À la recherche du temps perdu.

C’est à partir du succès de Cure (1997) que Kiyoshi Kurosawa, de par une reconnaissance tardive, commence à pouvoir tourner des films qui ne s’inscrivent pas strictement dans un genre - pinku, yakuza ou horreur -, à laquelle sa filmographie était jusqu’alors étroitement inféodée. Premier film sur la famille, thème qu’il abordera de nouveau dans Jellyfish (2003) et son récent chef d’œuvre Tôkyô Sonata (2008), Licence to live représente une étape décisive dans le cinéma de Kurosawa. Ce dernier, lors de la présentation du film au Festival des 3 Continents de Nantes, avouera pourtant avoir longtemps été réticent à aborder un genre qu’il considérait comme anti-commercial. Ainsi, celui qui rêve de tourner un road movie dans la tradition de The Last Run (1971) de Richard Fleischer (déjà précité sur l’une des feuilles blanches de l’appartement du couple incestueux de Kandagawa Wars, au milieu d’un concentré des sources d’inspirations de l’auteur) se retrouve à filmer un home movie au beau milieu d’un terrain à l’abandon d’une quelconque banlieue Tokyoïte, conviant avec une rare inventivité une multiplicité d’aspirations cinématographiques dans une parfaite cohérence esthétique et thématique.

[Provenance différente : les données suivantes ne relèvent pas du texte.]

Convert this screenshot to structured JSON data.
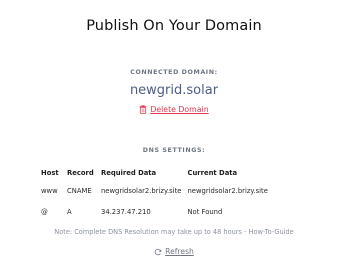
{
  "page": {
    "title": "Publish On Your Domain"
  },
  "connected": {
    "label": "CONNECTED DOMAIN:",
    "domain": "newgrid.solar",
    "delete_label": "Delete Domain",
    "delete_icon": "trash-icon"
  },
  "dns": {
    "label": "DNS SETTINGS:",
    "headers": [
      "Host",
      "Record",
      "Required Data",
      "Current Data"
    ],
    "rows": [
      {
        "host": "www",
        "record": "CNAME",
        "required": "newgridsolar2.brizy.site",
        "current": "newgridsolar2.brizy.site",
        "status": "ok"
      },
      {
        "host": "@",
        "record": "A",
        "required": "34.237.47.210",
        "current": "Not Found",
        "status": "not-found"
      }
    ],
    "status_colors": {
      "ok": "#159c25",
      "not-found": "#e4364f"
    }
  },
  "note": "Note: Complete DNS Resolution may take up to 48 hours - How-To-Guide",
  "refresh": {
    "label": "Refresh",
    "icon": "refresh-icon"
  }
}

Yutaka (Hidetoshi Nishijima), jeune homme plongé dans le coma depuis dix ans suite à un accident de la route, se réveille un beau matin, comme par enchantement, à l’âge de vingt-quatre ans. Il découvre alors un monde qui lui est étranger, totalement bouleversé, à l’image de sa propre famille dont le noyau jadis harmonieux s’est désagrégé. Ses parents se sont séparés alors que sa sœur a quitté le domicile familial pour s’acoquiner avec un marginal sans emploi, dont la seule possession réside en une vieille voiture de sport reluisante. Recueilli par un ancien ami d’enfance de son père, Fujimori (Kôji Yakusho), qui gère une ferme piscicole en lieu et place de l’ancien hôtel ranch familial, le jeune homme va peu à peu tenter de récréer du lien, sous l’impulsion de ce dernier, avec sa famille et son environnement immédiat.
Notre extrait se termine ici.